Yüzlerini ve kimliklerini değiştirip bir sahil kasabasına yerleşerek kendilerini unutturmaya mı çalışacaklar?
Yoksa diğerleri gibi, direkt ABD'ye mi topuklayacaklar?
***
FARELER YİNE GEMİYİ ERKEN TERK ETTİ
Reza'nın davası sürerken Erdoğan'ın resmi ABD ziyaretlerine bile "ümmeti satıyor" diyerek karşı çıkan siyasal İslamcılar sus pustu.
Onlardan daha cesur olan, başına ve türbanın üzerine kalpak geçirmiş FETÖ'cüler ve kuyruklarına takılan Mirgüngiller çocuklar gibi şendi.
ABD'nin torpillerini ateşlediği saatlerde, kadınlardan ve çocuklardan önce yerleştikleri filikalardan kafalarını çıkarttılar.
"Aynı gemide değiliz" diye bağırmaya başladılar.
Değiliz tabii!
İyi günde geminin ambarlarına dadanıp, her sert dalgada olduğu gibi gemiyi terk eden ve sonra utanmadan dönen asalaklarla kim aynı gemide yolculuk etmeyi ister ki...
***
BİZ ASIL SİZ KONUŞTUKÇA UTANIYORUZ
Hürriyet yazarı Murat Yetkin "Reza konuştukça Türkiye utanıyor" demiş.
Murat Bey postu kurtarmak için istenen her iftirayı atan bir çaresiz adına niçin utanıyor anlamak mümkün değil.
Bence utanmak istemiyorsa ağzına kulak verdiklerini değişirsin.
Mesela...
Reza davasını değerlendiren yılların hariciyecisi Şükrü Elekdağ'a:
"Ben hiçbir zaman Türkiye'nin veya bir Türk liderinin ABD ve Batı medyası tarafından bu kadar ortaklaşa bir bombardımana tutulduğunu görmedim. Söz vermişler gibi!"
Ya da Saadet Partisi Genel Başkanı Temel Karamollaoğlu'na:
"Biz bu şartlar altında bunu hiçbir zaman polemik konusu yapmayacağız.

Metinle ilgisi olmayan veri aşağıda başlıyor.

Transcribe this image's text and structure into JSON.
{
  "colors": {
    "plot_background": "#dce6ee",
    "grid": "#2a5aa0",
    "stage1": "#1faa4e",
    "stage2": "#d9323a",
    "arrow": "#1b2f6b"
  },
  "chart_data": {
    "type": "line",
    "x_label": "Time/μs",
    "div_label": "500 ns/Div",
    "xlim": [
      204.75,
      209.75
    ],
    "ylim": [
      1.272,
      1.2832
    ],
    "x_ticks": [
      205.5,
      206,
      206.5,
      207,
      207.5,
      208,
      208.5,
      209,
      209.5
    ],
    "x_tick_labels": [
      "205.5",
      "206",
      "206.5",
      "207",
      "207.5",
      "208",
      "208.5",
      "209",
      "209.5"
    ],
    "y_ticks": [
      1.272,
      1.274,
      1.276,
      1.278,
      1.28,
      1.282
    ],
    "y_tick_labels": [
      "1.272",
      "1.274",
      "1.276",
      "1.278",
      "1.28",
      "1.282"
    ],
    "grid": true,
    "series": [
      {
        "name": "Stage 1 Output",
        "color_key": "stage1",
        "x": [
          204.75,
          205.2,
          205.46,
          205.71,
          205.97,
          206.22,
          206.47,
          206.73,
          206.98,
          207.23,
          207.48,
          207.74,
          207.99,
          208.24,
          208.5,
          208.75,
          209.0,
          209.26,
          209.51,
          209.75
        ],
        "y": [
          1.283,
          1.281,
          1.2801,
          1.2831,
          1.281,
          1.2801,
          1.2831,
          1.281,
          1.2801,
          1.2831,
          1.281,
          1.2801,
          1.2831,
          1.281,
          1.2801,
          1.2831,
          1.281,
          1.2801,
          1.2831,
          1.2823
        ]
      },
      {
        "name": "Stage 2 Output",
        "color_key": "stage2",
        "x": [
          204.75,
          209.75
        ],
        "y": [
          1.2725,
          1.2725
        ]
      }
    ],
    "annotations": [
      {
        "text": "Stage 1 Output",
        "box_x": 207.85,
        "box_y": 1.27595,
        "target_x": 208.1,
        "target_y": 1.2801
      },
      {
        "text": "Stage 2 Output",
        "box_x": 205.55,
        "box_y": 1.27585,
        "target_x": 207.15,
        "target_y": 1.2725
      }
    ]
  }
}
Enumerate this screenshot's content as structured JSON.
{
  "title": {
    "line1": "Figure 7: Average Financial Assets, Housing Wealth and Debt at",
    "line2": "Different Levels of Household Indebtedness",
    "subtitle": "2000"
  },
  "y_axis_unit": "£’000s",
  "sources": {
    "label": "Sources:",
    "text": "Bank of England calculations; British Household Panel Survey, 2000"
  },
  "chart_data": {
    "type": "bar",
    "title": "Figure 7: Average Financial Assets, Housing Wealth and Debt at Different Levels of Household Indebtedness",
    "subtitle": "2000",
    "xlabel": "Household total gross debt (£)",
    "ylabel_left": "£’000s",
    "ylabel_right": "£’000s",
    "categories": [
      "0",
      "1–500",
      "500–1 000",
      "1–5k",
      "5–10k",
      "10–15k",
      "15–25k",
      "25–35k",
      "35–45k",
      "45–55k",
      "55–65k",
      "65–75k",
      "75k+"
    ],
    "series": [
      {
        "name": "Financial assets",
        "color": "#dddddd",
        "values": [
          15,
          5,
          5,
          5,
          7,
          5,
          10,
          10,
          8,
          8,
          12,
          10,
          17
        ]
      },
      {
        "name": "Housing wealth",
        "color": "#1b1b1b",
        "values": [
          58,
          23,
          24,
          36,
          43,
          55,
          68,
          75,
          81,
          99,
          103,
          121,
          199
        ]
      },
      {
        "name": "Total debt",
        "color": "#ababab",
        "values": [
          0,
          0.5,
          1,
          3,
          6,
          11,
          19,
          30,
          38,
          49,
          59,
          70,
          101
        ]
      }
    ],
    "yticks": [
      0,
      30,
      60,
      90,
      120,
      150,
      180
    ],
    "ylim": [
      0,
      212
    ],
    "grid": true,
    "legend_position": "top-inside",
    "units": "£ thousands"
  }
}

Çünkü bu konu sadece Erdoğan'a karşı değil, Türkiye'ye karşı yürütülen bir tavırdır." Vatan Partisi Genel Sekreteri Utku Reyhan'ı da dinleyebilir:
"ABD'nin AKP'yi iktidardan indireceği ve kendilerini iktidara getireceği hülyalarına bile kapılmışlar. Bunları uyarıyoruz.

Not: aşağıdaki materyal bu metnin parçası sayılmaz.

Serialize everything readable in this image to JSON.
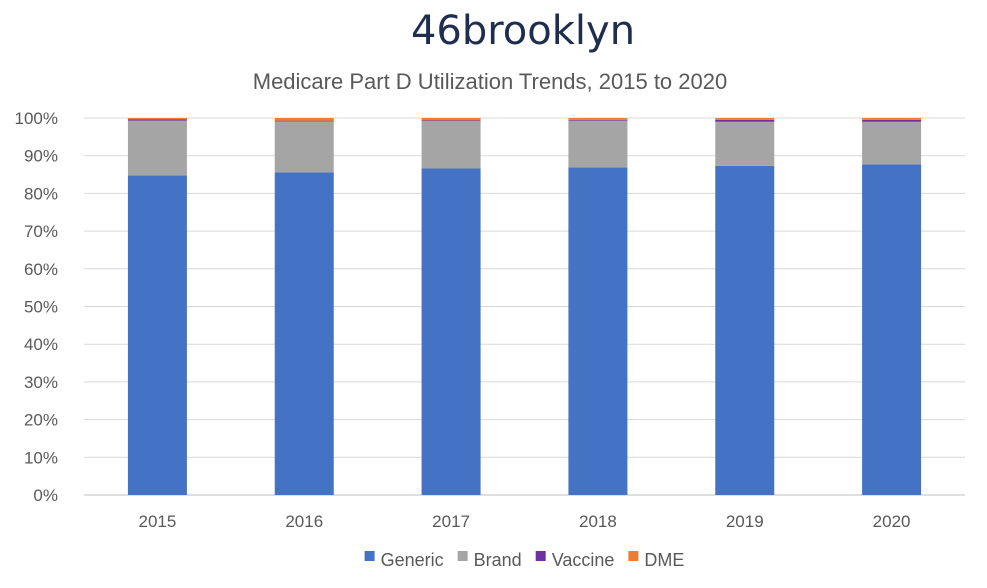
{
  "brand": {
    "name": "46brooklyn",
    "color": "#1f2d4f"
  },
  "chart_data": {
    "type": "bar",
    "stacked": true,
    "title": "Medicare Part D Utilization Trends, 2015 to 2020",
    "xlabel": "",
    "ylabel": "",
    "ylim": [
      0,
      100
    ],
    "yticks": [
      0,
      10,
      20,
      30,
      40,
      50,
      60,
      70,
      80,
      90,
      100
    ],
    "ytick_labels": [
      "0%",
      "10%",
      "20%",
      "30%",
      "40%",
      "50%",
      "60%",
      "70%",
      "80%",
      "90%",
      "100%"
    ],
    "grid": true,
    "legend_position": "bottom",
    "categories": [
      "2015",
      "2016",
      "2017",
      "2018",
      "2019",
      "2020"
    ],
    "series": [
      {
        "name": "Generic",
        "color": "#4472c4",
        "values": [
          84.8,
          85.6,
          86.6,
          86.9,
          87.3,
          87.7
        ]
      },
      {
        "name": "Brand",
        "color": "#a5a5a5",
        "values": [
          14.5,
          13.5,
          12.6,
          12.4,
          11.7,
          11.3
        ]
      },
      {
        "name": "Vaccine",
        "color": "#7030a0",
        "values": [
          0.3,
          0.2,
          0.2,
          0.2,
          0.5,
          0.5
        ]
      },
      {
        "name": "DME",
        "color": "#ed7d31",
        "values": [
          0.4,
          0.7,
          0.6,
          0.5,
          0.5,
          0.5
        ]
      }
    ]
  }
}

Muhalefetle ihaneti birbirine karıştırmayın. Türkiye'de siyaset yapan hiçbir güç, Türkiye'nin egemenliğinin karşısında konumlanamaz."
***
BU DA OLDU
Kılıçdaroğlu'nun iddiaları üzerine soruşturma başlatan Ankara Cumhuriyet Başsavcılığı, dün söz konusu belgeleri CHP'den istedi.
Ne garip zamanlardan geçiyoruz değil mi?
İddia sahibi "lehime" dediği delillerini yargıdan ve medyadan gizliyor.
Suçlanansa mahkeme yoluyla "aleyhine" denilen delileri istiyor.
Güler misin ağlar mısın?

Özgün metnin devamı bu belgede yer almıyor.